MEMUR

Asgari Vicdan Yok

Birleşik Kamu-İş Konfederasyonu "Asgari Vicdan Yok" başlığı altında açıklamalarda bulundu

Mevcut yapısı nedeniyle siyasi iktidarın kontrolünde olan Asgari Ücret Tespit Komisyonu, 2026 yılı için Asgari Ücret tutarını 28 bin 75 TL olarak açıkladı. Kayıtlı çalışanların yaklaşık yüzde 70’inin asgari ücret ya da yakın ücretlerde maaş aldığı ülkemizde, açıklanan bu tutar siyasi iktidarda asgari düzeyde dahi vicdan olmadığını ortaya koyuyor!

Açıklanan bu rakamla birlikte kayıt dışı istihdam da hesaba katıldığında en az 10 milyon emekçi ve onların aileleri tam anlamıyla sefalete mahkum edilmiştir.

Durmadan büyüyen hayat pahalılığıyla, mutfaktaki yangınla, milyonlarca yurttaşımızın geçim sıkıntısıyla asla uyuşmayan yeni asgari ücret, toplumun çok büyük kesiminin daha da büyük bir hızla yoksullaşmasına yol açacaktır.

Konfederasyonumuzun Ar-GE birimi Kamu-Ar’ın araştırmalarına göre Aralık ayı itibariyle açlık sınırı 30 Bin 656 liraya çıkmıştır. Yani açıklanan asgari ücret, daha şimdiden açlık sınırının 2 bin 580 lira altında kalmıştır. Sermayeyle kol kola giren hükümet, yeni asgari ücret kararıyla ülkede emek veren, değer üreten insanlara açlık sınırında yaşamı bile çok görmüştür.

Yine Kamu-Ar’ın güncel araştırmasına göre aralık ayında yoksulluk sınırı 94 bin 913 liraya yükselmiştir. Yani yıllarca meydanlarda “En az 3 çocuk” çağrısı yapıp duranların yarattığı tablo şudur: 2 çocuklu bir anne baba, ikisi de asgari ücretle çalışsa dahi haneleri, yoksulluk sınırının neredeyse sadece yarısına ulaşacaktır. Yoksulluk sınırındaki yıllık artış, bu yılın asgari ücreti kadar artmış, 23 bin 865 liralık bir artış göstermiştir.

Acı gerçekler rakamlarla böylesine ortadayken, 28 bin liralık asgari ücret açıklamak matematikle de, çarşı-pazarın hakikatiyle de, vicdanla da yan yana gelmemektedir.

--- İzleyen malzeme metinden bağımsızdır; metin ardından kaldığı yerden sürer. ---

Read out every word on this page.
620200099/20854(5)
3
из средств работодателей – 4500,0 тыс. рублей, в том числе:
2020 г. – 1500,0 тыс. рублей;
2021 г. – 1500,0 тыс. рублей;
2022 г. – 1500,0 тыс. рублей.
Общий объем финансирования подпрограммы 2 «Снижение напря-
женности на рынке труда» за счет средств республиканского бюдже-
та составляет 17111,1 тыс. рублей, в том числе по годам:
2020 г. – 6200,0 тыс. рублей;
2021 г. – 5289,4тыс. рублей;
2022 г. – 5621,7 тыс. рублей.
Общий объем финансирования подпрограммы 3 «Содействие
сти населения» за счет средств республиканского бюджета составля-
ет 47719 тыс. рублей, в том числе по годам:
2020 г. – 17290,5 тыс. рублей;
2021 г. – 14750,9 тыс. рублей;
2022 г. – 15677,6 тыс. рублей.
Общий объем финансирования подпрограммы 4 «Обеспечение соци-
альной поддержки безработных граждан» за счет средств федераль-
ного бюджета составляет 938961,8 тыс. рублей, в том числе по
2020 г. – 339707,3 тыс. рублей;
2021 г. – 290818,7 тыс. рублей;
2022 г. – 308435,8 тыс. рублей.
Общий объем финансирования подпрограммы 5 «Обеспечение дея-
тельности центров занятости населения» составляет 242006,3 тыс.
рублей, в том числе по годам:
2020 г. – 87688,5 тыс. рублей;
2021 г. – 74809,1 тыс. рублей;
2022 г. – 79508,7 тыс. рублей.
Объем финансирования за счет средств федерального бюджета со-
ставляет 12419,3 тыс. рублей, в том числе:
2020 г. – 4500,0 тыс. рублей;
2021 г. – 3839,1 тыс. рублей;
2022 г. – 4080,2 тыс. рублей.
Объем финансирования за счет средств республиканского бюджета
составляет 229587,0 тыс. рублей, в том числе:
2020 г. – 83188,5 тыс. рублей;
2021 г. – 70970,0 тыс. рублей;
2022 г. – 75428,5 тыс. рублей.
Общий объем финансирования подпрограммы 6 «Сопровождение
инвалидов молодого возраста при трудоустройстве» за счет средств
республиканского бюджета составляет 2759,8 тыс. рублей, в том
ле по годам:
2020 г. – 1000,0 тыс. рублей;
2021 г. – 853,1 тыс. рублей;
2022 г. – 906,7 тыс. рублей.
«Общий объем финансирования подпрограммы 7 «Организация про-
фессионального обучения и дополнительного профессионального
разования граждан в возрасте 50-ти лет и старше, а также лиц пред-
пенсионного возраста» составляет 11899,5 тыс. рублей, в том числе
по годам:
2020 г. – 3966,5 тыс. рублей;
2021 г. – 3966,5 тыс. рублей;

Emek düşmanı politikaların acı meyvesi olarak asgari ücret, ülkede genel ücret haline getirilmişken enflasyonun yakıcılığı görmezden gelerek belirlenen asgari ücret, halkımıza “sen aç kal” demekten başka bir şey değildir.

Bu yılın başında asgari ücretin nasıl belirlendiği hatırlanacak olursa, hükümetin asgari ücreti belirlerken başlıca kriterinin ekonomik gerçekler değil o yılın seçime uzaklığı olduğu anlaşılmaktadır.

2025 yılında yüzde 44,4’lük enflasyona rağmen asgari ücrete yüzde 30 zam yapılmıştı. Yüksek enflasyona rağmen yılın ikinci altı ayı için de artırılmamıştı. Enflasyonun, bu yıl da yüzde 30’un altında kalmayacağı belli olduğu halde asgari ücrete yapılan zam yüzde 27’de tutuldu.

Dolayısıyla siyasi iktidar Anayasa’nın açık hükmüne rağmen asgari ücreti belirlerken “çalışanların geçim koşulları”nı göz önüne almamış, göz ardı etmiştir.

İki yıldır enflasyonun oldukça gerisinde belirlenen asgari ücretin “ülkenin ekonomik durumunun göz önüne alınarak” belirlendiğini söylememiz mümkün değildir.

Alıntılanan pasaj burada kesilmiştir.